Pynchon’s latest novel, Bleeding Edge, concerns New York c. 2000-2002, the tech bubble deflation. Don’t know where he gets his info, but this is pretty spot on, particularly given that he is in his mid-seventies now.
Faces already under silent assault as if by something ahead, some Y2K of the workweek that no one is quite imagining, the crowds drifting slowly out into the little legendary streets, the highs beginning to dissipate, out into the casting-off of veils before the luminosities of dawn, a sea of T-shirts nobody’s reading, a clamour of messages nobody’s getting, as if it’s the true text history of nights in the Alley, outcries to be attended to and not lost, the 3 a.m. kozmo deliveries to code sessions and all-night shredding parties, the bedfellows who came and went, the bands in the clubs, the songs whose hooks still wait to ambush an idle hour, the day jobs with meetings about meetings and bosses without clue, the unreal strings of zeros, the business models changing one minute to the next, the startup parties every night of the week and more on Thursdays than you could keep track of, which of these faces so claimed by the time, the epoch whose end they’ve been celebrating all night – which of them can see ahead, among the microclimates of the binary, tracking earthwide everywhere through dark fibre and twisted pairs and nowadays wirelessly through spaces private and public, anywhere among cybersweatshop needles flashing and never still, in that unquiet vastly stitched and unstitched tapestry they have all at some time sat growing crippled in the service of – to the shape of the day imminent, a procedure waiting execution, about to be revealed, a search result with no instructions how to look for it.
Two great reviews of Bleeding Edge are out in the LRB and TLS respectively, here are bits. Both unfortunately behind paywalls.
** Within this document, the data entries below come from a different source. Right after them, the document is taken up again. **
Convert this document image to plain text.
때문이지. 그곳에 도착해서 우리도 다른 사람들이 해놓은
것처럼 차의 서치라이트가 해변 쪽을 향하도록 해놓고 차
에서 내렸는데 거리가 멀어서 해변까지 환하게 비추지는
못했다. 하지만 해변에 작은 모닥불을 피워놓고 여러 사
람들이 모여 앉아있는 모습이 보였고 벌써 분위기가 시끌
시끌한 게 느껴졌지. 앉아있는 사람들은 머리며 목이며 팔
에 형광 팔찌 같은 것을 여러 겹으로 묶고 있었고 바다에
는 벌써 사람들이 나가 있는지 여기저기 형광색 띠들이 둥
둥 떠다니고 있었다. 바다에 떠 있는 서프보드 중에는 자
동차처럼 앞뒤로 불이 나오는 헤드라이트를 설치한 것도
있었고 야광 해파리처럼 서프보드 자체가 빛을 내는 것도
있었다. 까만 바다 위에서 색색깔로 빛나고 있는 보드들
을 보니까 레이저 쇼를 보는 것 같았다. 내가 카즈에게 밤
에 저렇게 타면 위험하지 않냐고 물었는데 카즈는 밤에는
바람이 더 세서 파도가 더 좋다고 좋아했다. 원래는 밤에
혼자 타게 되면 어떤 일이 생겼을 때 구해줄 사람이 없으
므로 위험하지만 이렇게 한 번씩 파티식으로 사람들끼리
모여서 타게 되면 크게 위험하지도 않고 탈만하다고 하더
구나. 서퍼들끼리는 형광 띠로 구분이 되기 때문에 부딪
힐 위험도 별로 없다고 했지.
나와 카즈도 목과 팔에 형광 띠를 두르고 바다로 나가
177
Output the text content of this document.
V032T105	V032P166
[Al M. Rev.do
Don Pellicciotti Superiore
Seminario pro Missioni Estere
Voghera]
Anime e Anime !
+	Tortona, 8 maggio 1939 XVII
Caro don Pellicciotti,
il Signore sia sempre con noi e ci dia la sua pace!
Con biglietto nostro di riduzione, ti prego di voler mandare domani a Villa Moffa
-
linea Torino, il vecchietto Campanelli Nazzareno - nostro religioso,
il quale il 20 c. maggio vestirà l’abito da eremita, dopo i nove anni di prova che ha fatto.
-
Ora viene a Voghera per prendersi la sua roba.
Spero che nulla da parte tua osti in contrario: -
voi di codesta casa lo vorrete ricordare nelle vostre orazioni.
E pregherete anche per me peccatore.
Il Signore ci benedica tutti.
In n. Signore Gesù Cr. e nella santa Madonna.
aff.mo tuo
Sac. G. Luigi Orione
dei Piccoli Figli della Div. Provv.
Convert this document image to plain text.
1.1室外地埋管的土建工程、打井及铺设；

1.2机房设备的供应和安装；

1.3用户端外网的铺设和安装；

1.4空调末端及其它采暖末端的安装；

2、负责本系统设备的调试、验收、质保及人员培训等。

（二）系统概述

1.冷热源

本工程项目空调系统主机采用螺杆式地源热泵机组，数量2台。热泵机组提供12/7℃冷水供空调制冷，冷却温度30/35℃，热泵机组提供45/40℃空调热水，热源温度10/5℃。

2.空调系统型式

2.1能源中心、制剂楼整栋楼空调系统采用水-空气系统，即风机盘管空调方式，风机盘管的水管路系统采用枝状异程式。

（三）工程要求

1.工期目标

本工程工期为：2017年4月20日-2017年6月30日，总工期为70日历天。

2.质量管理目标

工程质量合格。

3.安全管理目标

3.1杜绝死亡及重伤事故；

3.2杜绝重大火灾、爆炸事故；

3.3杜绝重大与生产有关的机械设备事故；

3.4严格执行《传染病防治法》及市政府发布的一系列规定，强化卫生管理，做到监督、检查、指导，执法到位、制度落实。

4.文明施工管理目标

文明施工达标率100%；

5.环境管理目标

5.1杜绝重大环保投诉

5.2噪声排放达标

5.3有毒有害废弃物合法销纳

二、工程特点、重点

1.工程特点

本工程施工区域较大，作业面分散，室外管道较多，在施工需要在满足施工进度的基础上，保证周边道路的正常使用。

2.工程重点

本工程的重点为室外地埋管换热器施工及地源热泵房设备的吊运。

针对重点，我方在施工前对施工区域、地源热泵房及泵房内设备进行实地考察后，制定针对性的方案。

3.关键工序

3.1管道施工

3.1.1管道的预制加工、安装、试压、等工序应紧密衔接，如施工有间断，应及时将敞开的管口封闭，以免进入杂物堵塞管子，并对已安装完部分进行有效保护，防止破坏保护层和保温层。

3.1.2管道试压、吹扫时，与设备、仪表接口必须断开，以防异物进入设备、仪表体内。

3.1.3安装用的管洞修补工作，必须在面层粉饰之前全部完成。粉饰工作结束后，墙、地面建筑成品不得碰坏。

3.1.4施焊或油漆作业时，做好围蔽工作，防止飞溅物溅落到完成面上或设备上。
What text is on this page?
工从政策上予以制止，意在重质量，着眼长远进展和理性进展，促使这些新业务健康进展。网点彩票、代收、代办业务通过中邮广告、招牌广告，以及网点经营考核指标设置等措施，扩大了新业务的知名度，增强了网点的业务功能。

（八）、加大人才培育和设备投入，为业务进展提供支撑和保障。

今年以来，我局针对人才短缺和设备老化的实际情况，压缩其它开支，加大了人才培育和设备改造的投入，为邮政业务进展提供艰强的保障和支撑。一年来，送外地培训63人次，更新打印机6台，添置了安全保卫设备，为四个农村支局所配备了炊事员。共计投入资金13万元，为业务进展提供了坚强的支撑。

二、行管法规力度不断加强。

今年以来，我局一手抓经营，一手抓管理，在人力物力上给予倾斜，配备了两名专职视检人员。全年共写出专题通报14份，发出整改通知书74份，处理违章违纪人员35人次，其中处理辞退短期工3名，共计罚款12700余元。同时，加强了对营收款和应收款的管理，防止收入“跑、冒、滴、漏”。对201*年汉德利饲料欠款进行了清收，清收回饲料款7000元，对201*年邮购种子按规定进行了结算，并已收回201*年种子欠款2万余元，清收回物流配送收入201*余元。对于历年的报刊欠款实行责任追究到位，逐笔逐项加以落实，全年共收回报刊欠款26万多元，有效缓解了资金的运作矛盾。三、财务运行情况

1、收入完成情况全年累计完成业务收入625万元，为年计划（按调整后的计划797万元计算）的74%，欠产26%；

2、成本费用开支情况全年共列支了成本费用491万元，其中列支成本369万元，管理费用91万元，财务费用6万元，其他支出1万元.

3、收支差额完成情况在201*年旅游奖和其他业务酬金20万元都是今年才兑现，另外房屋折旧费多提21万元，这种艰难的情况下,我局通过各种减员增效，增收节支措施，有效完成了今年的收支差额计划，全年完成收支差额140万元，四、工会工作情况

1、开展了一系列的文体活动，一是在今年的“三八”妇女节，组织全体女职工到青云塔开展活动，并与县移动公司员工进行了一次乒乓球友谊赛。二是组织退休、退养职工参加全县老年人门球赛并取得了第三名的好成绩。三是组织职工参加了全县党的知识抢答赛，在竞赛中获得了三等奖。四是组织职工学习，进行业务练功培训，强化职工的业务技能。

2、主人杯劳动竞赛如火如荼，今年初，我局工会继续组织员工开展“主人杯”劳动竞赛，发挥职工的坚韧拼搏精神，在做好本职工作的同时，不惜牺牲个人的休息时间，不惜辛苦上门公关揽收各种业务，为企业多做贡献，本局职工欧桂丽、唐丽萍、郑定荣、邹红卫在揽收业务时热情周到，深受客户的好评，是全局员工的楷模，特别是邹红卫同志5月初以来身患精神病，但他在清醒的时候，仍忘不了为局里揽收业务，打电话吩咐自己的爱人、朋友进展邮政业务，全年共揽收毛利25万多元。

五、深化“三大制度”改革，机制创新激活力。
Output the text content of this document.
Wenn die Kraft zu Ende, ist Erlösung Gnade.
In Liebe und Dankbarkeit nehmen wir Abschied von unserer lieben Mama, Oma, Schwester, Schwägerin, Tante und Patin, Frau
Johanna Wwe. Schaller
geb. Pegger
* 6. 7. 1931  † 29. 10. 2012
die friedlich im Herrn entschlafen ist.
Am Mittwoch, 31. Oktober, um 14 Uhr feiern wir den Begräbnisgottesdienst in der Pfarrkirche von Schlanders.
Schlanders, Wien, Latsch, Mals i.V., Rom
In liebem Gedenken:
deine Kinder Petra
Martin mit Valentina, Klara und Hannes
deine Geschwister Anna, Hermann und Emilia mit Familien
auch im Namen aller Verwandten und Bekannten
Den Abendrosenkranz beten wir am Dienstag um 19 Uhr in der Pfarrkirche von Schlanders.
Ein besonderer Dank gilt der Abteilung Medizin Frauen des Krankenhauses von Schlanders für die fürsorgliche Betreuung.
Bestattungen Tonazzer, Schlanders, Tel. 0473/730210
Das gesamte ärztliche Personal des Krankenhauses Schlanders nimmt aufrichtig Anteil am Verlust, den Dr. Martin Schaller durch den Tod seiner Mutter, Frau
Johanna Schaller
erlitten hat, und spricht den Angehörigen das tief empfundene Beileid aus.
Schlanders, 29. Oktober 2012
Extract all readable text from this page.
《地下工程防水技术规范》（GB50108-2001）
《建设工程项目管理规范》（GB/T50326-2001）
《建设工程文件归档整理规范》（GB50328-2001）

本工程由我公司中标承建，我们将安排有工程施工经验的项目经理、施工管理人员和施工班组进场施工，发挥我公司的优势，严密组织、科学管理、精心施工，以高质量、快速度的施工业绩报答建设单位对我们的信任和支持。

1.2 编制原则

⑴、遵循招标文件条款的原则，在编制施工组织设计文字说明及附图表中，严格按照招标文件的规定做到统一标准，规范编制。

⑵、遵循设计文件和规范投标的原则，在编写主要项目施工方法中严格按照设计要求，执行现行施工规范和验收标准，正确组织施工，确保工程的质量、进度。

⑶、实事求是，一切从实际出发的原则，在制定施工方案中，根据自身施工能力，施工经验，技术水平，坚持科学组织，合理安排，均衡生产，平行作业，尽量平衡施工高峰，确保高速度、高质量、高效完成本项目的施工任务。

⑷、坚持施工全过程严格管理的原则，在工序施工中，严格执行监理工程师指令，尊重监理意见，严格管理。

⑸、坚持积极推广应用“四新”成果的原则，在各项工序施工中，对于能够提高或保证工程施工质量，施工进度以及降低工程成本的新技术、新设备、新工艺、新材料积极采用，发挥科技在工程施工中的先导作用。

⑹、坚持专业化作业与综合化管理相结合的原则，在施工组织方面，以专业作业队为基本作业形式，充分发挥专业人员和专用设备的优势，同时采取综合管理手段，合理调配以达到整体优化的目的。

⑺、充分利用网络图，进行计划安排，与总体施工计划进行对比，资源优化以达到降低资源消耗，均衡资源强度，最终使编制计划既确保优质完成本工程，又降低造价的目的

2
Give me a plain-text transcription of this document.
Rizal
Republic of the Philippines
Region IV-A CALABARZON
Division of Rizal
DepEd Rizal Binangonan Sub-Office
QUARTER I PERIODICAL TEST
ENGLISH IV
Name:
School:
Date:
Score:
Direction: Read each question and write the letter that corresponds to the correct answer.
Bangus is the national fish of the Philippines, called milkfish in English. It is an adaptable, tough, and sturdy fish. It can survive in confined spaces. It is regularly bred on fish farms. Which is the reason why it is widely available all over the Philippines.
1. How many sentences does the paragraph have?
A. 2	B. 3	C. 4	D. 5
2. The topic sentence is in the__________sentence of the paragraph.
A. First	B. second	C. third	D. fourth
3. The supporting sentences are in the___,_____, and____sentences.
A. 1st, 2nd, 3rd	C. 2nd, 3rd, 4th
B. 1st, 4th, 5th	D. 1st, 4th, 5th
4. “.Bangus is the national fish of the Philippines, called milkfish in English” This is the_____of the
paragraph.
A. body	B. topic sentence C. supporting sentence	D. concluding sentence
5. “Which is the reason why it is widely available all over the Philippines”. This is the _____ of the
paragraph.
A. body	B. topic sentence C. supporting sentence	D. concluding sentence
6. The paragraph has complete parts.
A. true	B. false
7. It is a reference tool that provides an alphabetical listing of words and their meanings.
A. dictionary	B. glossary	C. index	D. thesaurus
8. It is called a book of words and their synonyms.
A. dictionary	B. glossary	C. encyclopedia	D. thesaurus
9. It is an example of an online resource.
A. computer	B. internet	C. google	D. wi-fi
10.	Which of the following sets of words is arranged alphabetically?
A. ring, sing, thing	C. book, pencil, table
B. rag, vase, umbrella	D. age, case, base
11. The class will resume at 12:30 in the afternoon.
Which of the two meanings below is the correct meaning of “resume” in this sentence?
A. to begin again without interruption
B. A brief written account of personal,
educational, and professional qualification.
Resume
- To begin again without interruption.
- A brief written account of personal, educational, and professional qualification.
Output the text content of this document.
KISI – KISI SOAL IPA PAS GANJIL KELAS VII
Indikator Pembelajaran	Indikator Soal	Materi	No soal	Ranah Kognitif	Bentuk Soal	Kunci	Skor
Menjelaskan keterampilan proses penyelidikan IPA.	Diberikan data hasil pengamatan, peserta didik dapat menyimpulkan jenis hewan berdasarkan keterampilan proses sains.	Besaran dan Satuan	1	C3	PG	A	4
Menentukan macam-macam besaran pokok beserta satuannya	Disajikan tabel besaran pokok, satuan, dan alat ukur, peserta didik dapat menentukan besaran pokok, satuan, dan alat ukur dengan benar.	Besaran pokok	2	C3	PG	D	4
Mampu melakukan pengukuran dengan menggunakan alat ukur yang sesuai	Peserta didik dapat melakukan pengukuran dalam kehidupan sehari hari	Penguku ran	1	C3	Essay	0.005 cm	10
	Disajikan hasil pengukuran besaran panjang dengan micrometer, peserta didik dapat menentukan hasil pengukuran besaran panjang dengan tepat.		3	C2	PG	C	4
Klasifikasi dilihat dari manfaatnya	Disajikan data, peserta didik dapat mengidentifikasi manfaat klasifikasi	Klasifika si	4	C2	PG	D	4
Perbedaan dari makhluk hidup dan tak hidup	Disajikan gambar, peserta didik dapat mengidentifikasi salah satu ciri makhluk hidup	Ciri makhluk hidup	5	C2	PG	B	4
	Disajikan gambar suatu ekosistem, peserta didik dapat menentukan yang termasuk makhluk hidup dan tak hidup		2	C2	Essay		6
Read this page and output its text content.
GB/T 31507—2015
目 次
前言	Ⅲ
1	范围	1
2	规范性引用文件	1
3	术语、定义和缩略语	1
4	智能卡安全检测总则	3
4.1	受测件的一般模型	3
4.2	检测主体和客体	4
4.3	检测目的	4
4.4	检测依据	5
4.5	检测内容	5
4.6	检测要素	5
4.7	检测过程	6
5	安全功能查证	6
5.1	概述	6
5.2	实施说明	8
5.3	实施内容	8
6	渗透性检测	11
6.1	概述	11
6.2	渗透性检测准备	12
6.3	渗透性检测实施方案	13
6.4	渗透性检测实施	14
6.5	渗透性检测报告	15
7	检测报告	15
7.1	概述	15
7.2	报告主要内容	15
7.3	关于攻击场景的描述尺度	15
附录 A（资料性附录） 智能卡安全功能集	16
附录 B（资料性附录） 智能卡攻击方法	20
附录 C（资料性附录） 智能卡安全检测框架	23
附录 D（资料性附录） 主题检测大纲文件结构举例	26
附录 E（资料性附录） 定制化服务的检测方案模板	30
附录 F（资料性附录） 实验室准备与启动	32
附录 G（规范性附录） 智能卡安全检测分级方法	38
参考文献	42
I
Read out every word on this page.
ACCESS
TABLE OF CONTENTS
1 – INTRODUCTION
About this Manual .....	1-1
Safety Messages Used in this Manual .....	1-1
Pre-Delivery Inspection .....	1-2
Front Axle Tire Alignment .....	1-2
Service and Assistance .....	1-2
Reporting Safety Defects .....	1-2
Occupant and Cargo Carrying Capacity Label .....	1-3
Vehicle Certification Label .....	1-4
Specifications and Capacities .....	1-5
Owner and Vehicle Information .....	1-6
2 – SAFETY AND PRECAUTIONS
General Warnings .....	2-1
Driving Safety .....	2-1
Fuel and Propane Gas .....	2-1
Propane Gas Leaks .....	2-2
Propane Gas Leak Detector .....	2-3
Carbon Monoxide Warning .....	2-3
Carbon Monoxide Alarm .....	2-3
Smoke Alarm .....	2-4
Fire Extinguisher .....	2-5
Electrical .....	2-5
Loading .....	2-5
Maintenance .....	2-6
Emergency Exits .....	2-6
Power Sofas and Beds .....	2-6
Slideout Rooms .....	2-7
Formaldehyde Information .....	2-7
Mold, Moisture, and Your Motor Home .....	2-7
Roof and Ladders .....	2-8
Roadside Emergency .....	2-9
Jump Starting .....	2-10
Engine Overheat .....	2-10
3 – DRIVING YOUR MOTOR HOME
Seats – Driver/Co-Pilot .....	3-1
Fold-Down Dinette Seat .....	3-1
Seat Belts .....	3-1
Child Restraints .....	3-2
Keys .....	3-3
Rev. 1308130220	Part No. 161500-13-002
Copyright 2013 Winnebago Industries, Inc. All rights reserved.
Christian Lorentzen in the LRB.
Silicon Alley was a name given around 1996 to the cluster of internet companies in Manhattan. The phrase is mostly in disuse now: it connotes boosterism, puffery, and a lot of money lost on ventures that had little chance of turning a profit. It was a silly name in an era of silly names. I worked in Silicon Alley for a few months in the spring of 2000, first at an unnamed travel website where I was paid in cash. After a few weeks, the site had a silly name: peterplan.com. I almost quit out of embarrassment, but after another few weeks the Nasdaq started falling and I no longer had a job. Then I found a job at a website about jobs. I wrote daily newsletters advising professionals in the human resources industry about the latest in recruiting tactics, benefits packages, compensation and retention. I was told that if I stuck around I would accumulate stock options. The website was run out of a loft in Chelsea full of coders, designers and content producers. I made a lot of friends. I attended a focus group, and from behind a one-way mirror I watched several HR professionals discuss how useful, informative and entertaining my newsletters were. I was praised for my ‘out-of-the-box HR thinking’. The newsletters would become a channel, I was told. Then the Nasdaq definitively crashed. I quit for a job at a magazine. I was invited many times over the next two years to drinks marking my old colleagues’ layoffs. The company never quite folded, and was sold to a venture capital firm in 2007. The man who hired me, one of the ‘founders’ – what is it about starting a website that makes people think they have a lot in common with George Washington? – is now a not very funny comic wine columnist.
Thomas Pynchon’s Bleeding Edge is a period novel about Silicon Alley. Pynchon is fond of silly names, and in the dotcom bubble they seemed to be self-generating: Razorfish, AltaVista, HotBot, Yahoo! There was a strange connection during that boom between whimsy and greed, as if the internet had brought about a completely innocent, even goofy way of becoming fantastically rich.
Thomas Pynchon’s latest novel is his first in fifty years – since V – to take a long look at New York, and if that seems to merit a sense of occasion, he doesn’t shrink from it: on the first page, we land squarely in the spring of 2001. Fortunately, the book does not appear to be chastened by the spectre of September; as you might expect with Pynchon, there is too much else going on. As well as being a heartsick ex-wife and one in a line of anxious Jewish mothers, Maxine Tarnow is a gumshoe of the Philip Marlowe school. Not technically a private dick, she is something a little nerdier: a “Certified Fraud Examiner”, which still involves a fair few “matrimonials” but tends to require her to “chercher le geek” rather than la femme. Relieved of her licence for bending one too many rules (and thus forced to close her bar tab at the exclusive CFEs’ club), she and her tiny firm now inhabit a kind of financial netherworld: “some days it seems like every lowlife in town has Tail ‘Em and Nail ‘Em on their greasestained Rolodex”. “When I was a CFE I was cute”, she tells a friend, “but a defrocked CFE? I’m irresistible. To a certain type; you can imagine what comes in the door.” Maxine is good at spreadsheets, but also carries a concealed weapon and has a penchant – in Pynchon’s terms, “a fatality” – for poking around and wandering into hidden places, “which is what got her kicked out of the profession to begin with and will maybe someday get her dead”.